Pihak sekolah pun langsung datang. Kemudian, melarikan korban ke Puskesmas Sukorejo.
Namun karena lukanya cukup parah, korban kemudian dirujuk ke rumah sakit terdekat. Dan hingga berita ini ditulis, korban masih menjalani perawatan.
Sejauh ini, pihak kepolisian telah memeriksa lima saksi terkait kasus tersebut. Namun korban belum dapat dimintai keterangan karena masih dalam kondisi sakit.

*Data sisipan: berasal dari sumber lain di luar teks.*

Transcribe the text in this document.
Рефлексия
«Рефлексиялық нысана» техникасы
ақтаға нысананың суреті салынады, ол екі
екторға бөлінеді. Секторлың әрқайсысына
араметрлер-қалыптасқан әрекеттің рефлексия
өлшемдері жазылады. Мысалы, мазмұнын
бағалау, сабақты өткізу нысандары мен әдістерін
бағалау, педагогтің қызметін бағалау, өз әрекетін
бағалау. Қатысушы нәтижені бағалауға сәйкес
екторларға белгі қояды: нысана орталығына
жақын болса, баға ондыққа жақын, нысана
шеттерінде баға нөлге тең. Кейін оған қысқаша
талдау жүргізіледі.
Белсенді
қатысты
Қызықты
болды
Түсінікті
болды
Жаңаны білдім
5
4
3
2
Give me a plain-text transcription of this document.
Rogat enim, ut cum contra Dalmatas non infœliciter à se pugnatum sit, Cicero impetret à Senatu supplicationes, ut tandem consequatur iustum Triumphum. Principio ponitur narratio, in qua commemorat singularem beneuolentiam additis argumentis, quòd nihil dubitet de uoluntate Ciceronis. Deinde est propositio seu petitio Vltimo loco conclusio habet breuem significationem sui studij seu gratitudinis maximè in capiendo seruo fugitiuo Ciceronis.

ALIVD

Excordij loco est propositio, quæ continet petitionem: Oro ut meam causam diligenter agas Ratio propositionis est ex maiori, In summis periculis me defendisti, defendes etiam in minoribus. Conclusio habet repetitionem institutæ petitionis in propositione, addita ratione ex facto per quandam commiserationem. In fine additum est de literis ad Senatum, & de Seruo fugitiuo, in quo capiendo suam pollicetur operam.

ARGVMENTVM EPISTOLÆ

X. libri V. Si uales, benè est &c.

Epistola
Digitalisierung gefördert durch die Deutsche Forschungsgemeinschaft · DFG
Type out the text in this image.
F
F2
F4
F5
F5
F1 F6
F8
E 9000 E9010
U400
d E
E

Sedangkan terduga pelaku, tidak ditahan. Sebab, yang bersangkutan masih anak-anak. Dia juga belum ditetapkan tersangka.
Sampai berita ini ditulis, terduga pelaku bersama keluarganya di rumah. Dia dipulangkan ke rumahnya, setelah kejadian dengan dikawal pihak sekolah.
Terkait motif penusukan, menurut Achmad, diduga karena terduga pelaku sering di-bully oleh korban. Sehingga, terduga pelaku menyimpan dendam.
“Motifnya masih kami dalami lebih lanjut. Namun berdasarkan keterangan saksi-saksi yang sudah dimintai keterangan, untuk sementara karena terduga pelaku sering di-bully korban selama ini,” jelas Ipda Achmad.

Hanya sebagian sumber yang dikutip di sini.